Try reading the copy of the tweet from Caroline Lucas immediately below that. And the one from Ian Paisley (the younger one) about Labour in 2015.

Let me quote them for you:

Is Guido Fawkes actually seen as a reliable news source? I see him as the equivalent of the Sun.

You mean Caroline Flint. If you are going to quote tweets as proof of your claim that Gordon Brown tried “to form an alliance with the DUP” you should at least attribute them properly.

By the way, the Ian Paisley tweet actually quotes another tweet by Mark Wallace of ConservativeHome that links back to…you guessed it, the Irish News story that quotes the Blumenthal email.

Your evidence of is laughably thin.

I refer you to my Telegraph link above. Brown certainly approached the DUP in 2010. What his real agenda was is another matter.

I did. I cited it upthread.

At least you’re now admitting I’m correct.

That was pre-election though. Any coalition Labour could have put together post-election could probably have been made without the DUP, though it would have been sensible to at least keep them reasonably on side.

However, Quartz is trying to prove Labour hypocisy through comparing two dissimilar situations.

Just to clear this up,

You are wrong.

You asserted Labour tried to form an “alliance” with the DUP. Your cite of Tory gossip blog Order Order doesn’t make the claim you made.

You wrongly attributed Caroline Flint’s tweet to Caroline Lucas.

You cited Ian Paisley’s tweet as further proof of your claim. It also doesn’t back up your claim.

You ignored the fact that Ian Paisley’s tweet links back (eventually) to the same Irish News story that still doesn’t offer any evidence that Labour tried to “to form an alliance with the DUP”.

The reason for your being wrong in all these things can be adequately summed up by first post in reply to your claim.

That didn’t happen.

Whoops!

Mea culpa.

Actually it does, but don’t let that bother you.

Actually, he’s confirming it.

I’m sorry, but none of the parties are paragons of virtue. Likewise, none of them are evil incarnate.

If DUP eventually won’t join the Tories in the government, is a Grand Coalition of all the other parties at all plausible? Or does the failure of any leader to form a government automatically force a new election?

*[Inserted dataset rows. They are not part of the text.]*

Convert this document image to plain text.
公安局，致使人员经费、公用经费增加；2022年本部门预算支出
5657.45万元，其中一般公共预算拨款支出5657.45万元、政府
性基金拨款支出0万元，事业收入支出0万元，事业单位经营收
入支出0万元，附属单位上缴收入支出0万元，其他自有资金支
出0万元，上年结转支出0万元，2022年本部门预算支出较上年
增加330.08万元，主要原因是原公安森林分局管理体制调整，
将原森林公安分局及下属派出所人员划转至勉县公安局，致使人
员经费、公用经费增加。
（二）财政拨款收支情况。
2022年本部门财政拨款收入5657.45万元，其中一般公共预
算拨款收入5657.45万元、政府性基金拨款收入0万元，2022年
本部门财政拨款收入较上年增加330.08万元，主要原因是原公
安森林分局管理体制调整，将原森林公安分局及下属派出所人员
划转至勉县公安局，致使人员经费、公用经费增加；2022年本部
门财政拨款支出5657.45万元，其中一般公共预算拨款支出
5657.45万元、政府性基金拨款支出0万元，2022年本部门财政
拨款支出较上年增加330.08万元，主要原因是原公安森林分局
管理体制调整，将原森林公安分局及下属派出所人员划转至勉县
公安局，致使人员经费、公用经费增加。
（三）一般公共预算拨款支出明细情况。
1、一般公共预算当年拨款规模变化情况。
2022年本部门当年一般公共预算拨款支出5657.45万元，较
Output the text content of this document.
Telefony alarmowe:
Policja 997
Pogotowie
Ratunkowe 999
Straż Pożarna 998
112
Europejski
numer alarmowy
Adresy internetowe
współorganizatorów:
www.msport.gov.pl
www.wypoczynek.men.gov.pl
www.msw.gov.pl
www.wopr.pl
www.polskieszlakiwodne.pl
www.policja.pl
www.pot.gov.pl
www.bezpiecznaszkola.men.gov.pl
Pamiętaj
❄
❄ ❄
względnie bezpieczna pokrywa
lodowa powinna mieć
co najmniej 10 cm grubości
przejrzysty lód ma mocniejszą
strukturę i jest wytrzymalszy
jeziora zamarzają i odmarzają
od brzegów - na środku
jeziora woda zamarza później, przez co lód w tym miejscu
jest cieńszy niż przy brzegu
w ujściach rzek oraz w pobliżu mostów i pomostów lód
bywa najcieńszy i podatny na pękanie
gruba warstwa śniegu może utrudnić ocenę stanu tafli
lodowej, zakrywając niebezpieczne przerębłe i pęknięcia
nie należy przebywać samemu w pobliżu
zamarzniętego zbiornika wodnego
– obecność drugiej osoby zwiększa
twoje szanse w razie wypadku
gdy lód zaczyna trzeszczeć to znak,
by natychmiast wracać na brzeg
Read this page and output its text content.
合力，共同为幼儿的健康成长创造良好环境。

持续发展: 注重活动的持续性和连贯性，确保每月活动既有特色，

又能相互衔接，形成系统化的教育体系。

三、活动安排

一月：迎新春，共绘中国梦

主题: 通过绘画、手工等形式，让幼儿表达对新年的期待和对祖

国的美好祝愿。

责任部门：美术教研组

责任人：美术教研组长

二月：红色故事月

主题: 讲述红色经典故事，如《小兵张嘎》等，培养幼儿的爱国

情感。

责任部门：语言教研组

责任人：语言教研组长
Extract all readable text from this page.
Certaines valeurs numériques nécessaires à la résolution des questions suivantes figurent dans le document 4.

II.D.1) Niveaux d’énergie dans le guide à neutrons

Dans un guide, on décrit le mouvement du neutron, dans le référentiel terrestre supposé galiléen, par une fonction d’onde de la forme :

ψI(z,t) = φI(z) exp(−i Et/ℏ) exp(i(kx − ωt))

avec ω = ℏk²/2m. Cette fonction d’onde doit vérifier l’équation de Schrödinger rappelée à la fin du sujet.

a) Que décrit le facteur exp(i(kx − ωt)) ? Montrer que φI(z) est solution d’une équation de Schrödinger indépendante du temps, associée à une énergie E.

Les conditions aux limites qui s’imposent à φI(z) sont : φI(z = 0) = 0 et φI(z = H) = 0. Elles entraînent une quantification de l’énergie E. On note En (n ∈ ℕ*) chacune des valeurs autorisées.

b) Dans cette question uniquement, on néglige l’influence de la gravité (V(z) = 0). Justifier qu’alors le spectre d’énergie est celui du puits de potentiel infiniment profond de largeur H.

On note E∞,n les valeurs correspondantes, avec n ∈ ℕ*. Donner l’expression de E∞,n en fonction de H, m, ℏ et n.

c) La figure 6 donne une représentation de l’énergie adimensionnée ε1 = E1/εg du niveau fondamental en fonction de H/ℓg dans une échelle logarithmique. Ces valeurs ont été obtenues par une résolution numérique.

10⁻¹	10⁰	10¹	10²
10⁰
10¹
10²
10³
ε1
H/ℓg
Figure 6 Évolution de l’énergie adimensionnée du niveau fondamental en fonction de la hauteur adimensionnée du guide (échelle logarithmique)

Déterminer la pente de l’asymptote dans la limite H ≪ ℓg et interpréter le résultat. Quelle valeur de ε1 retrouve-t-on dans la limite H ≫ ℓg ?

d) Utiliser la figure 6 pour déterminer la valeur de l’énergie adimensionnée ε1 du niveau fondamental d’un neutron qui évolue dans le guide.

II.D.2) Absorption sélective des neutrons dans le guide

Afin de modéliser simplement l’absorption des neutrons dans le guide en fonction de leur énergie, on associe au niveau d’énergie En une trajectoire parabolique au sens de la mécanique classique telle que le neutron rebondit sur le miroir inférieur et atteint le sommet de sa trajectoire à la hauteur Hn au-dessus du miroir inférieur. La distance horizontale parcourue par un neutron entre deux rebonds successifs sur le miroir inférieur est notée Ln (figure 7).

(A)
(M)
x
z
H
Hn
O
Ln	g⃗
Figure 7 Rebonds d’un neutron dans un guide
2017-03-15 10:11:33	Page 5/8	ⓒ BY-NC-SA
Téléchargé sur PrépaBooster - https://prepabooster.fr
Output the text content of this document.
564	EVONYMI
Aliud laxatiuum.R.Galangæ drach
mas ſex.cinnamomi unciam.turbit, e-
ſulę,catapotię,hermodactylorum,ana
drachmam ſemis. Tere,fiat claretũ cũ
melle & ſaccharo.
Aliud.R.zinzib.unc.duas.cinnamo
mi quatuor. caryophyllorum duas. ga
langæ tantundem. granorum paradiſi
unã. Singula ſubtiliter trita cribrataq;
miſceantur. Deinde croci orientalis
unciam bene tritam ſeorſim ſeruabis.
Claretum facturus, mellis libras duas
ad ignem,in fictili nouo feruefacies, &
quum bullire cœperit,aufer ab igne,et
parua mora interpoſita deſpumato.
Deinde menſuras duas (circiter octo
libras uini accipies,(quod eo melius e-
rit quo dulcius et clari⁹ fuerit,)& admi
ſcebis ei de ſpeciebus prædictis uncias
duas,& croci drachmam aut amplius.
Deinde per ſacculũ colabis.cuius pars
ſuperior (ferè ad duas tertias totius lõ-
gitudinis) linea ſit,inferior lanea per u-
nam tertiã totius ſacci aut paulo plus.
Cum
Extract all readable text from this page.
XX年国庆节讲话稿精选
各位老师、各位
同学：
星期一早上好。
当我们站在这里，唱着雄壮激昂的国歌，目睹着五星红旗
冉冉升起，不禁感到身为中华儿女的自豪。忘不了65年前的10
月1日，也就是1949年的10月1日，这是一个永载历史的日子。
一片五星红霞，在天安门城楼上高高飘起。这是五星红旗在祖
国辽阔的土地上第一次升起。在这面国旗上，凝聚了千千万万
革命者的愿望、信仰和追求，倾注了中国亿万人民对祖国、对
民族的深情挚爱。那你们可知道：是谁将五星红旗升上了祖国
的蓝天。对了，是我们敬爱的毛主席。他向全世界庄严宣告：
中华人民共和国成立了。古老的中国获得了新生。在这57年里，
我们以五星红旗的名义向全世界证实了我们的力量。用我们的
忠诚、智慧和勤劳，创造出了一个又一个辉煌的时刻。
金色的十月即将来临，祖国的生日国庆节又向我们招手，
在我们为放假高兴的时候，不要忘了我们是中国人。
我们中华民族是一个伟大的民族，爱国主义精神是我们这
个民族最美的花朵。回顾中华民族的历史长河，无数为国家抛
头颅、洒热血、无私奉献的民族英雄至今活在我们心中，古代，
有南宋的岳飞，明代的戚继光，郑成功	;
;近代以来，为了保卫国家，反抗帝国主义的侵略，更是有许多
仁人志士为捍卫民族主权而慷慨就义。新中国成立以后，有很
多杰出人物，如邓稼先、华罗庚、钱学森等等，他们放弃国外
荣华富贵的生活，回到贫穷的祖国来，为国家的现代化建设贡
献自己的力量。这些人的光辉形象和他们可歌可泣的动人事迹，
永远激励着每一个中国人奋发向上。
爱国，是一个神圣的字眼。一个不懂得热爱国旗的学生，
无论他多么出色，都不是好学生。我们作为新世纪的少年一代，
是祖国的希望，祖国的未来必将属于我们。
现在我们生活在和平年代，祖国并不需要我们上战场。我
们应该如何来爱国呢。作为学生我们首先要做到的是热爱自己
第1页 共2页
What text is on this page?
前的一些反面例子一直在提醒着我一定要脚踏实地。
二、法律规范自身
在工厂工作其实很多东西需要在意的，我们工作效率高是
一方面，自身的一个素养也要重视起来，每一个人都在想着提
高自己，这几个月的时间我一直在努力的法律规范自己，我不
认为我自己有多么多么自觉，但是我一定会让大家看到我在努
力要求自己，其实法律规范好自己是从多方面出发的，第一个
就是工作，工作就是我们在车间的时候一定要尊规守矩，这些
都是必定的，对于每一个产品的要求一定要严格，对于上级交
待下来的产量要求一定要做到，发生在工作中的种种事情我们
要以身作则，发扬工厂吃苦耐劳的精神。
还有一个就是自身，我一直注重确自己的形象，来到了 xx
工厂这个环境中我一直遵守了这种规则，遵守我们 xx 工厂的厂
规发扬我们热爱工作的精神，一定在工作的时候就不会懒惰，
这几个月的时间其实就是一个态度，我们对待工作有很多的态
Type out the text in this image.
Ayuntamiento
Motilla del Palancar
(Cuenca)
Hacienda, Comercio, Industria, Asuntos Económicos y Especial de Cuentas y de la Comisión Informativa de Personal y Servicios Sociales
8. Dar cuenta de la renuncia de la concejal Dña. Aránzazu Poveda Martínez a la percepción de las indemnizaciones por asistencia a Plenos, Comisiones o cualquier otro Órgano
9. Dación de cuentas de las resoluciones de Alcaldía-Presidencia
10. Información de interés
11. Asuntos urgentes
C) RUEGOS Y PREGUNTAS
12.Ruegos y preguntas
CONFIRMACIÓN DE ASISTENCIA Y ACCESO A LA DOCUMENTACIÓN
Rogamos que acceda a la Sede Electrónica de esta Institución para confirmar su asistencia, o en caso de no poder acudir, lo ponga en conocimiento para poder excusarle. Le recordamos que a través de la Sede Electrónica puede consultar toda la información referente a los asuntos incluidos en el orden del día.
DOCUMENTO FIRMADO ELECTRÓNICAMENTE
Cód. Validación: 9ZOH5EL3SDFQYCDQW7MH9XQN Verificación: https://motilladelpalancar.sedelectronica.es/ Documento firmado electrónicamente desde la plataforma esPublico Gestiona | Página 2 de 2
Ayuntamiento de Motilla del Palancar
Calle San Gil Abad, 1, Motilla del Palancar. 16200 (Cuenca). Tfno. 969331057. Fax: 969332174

The Queen made an interesting choice of hat for today’s Speech:

The Government could still try to survive a confidence vote in the Commons. If they lose that, the parties have two weeks to create a new government with the confidence of the Commons. If that passes, Parliament is automatically dissolved.

And here’s the DUP confirming talks with Labour in 2010 and 2015.

No, that’s Nigel Dodds claiming the DUP had “correspondence and conversations” with Labour. There’s a world of difference between claiming something and confirming it. You must be able to grasp that, surely.

But anyway, why are you so hung about a deal that, even if it was discussed at any meaningful level, certainly didn’t happen? This idea being put about by the right wing media that there is some kind of equivalency between the Tory DUP pact and a purely hypothetical arrangement in 2010 or 2015, is thoroughly dishonest.

That sounds like just one more reason to expect this government to be shaky and short-lived. And for Brexit to ultimately happen essentially in name only, if at all.